Until then, relax. That bump in the road is just a quarter-pounder with cheese that fell off the counter on the drive-thru lane to recovery. Like every other blessing, we owe the Big MacConomy to the wisdom of Good King Barack. “This plant indirectly supports hundreds of other jobs right here in Toledo,” Obama told the workers at Chrysler. “After all, without you, who’d eat at Chet’s or Inky’s or Rudy’s? . . . Manufacturers from Michigan to Massachusetts are looking for new engineers to build advanced batteries for American-made electric cars. And obviously, Chet’s and Inky’s and Zinger’s, they’ll all have your business for some time to come.”

A couple of days later, Chet’s announced it was closing after nine decades. “It was the economy and the smoking ban that hurt us more than anything,” said the owner. But maybe he can retrain and re-open it as a community-organizer grantwriting-application center. The Bureau of Labor Statistics reports that the median period of unemployment is now nine months — the longest it’s been since they’ve been tracking the numbers. Long-term unemployment is worse than in the Depression. Life goes slowly waiting for a fast-food job to open up.

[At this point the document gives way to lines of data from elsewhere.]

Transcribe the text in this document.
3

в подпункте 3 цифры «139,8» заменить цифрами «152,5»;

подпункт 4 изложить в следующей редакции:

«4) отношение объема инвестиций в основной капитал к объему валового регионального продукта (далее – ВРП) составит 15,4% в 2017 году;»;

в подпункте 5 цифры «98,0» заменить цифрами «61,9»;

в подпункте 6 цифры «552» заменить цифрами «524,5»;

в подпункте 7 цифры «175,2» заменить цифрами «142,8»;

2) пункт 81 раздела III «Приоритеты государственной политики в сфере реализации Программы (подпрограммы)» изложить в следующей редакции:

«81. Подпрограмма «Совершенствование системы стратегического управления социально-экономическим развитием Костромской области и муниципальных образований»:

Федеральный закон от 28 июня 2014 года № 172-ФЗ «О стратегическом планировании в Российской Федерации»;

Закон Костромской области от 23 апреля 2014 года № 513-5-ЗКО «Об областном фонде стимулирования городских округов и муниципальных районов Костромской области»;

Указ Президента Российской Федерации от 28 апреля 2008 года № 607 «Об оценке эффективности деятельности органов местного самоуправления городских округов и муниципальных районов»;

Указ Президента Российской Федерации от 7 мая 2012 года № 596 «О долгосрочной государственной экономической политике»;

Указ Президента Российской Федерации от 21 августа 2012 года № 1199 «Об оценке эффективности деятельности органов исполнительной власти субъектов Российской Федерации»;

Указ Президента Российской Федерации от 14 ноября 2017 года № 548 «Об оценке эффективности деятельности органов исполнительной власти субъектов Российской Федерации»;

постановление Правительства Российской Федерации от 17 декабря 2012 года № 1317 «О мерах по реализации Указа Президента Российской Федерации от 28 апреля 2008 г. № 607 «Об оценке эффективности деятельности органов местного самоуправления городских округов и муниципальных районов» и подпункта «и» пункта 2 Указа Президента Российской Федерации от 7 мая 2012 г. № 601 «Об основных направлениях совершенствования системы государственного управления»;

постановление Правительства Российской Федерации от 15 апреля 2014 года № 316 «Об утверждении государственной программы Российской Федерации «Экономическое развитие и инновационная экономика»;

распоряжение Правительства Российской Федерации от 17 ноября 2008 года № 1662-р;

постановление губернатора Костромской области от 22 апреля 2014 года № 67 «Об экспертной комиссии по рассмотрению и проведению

This is Main Street, Obamaville: All bumps, no road. But shimmering on the distant horizon, beyond the shuttered diner and the foreclosed homes, is a state-of-the-art electric car, the new Fiat Mirage, that should be wheeling into town in a half-decade or so provided it can find somewhere to charge. “We will be able to look back and tell our children,” declared King Barack the Modest of his own candidacy in 2008, “this was the moment when the rise of the oceans began to slow.” Great news for the oceans! Meanwhile, back on dry land, a quarter of American mortgages are “underwater” — that’s to say, the home “owners” owe more than the joint is worth. In Harry Reid’s Nevada, it’s 63 percent. Perhaps Obama’s Aquatic Bodies Water-Level Regulatory Authority, no doubt headed by Jamie Gorelick or Franklin Raines or some other Democrat worthy, could have its jurisdiction extended to the Nevada desert.

“Hope”? “Change”? These are the good times. What “change” are you “hoping” for in Obama’s second term? The loss of America’s triple-A credit-rating? The end of the dollar as global currency? Or just a slight upward tick in the same-old-same-old multi-trillion dollar binge-spending?

...

The American Dream, 2011: You pay four bucks a gallon to commute between your McJob and your underwater housing to prop up a spendaholic, grabafeelic, paramilitarized bureaucracy-without-end bankrupting your future at the rate of a fifth of a billion dollars every hour.

In a sane world, Americans would be outraged at the government waste that confronts them everywhere you turn: The abolition of the federal Education Department and the TSA is the very least they should be demanding. Instead, our elites worry about sea levels.

The oceans will do just fine. It’s America that’s drowning.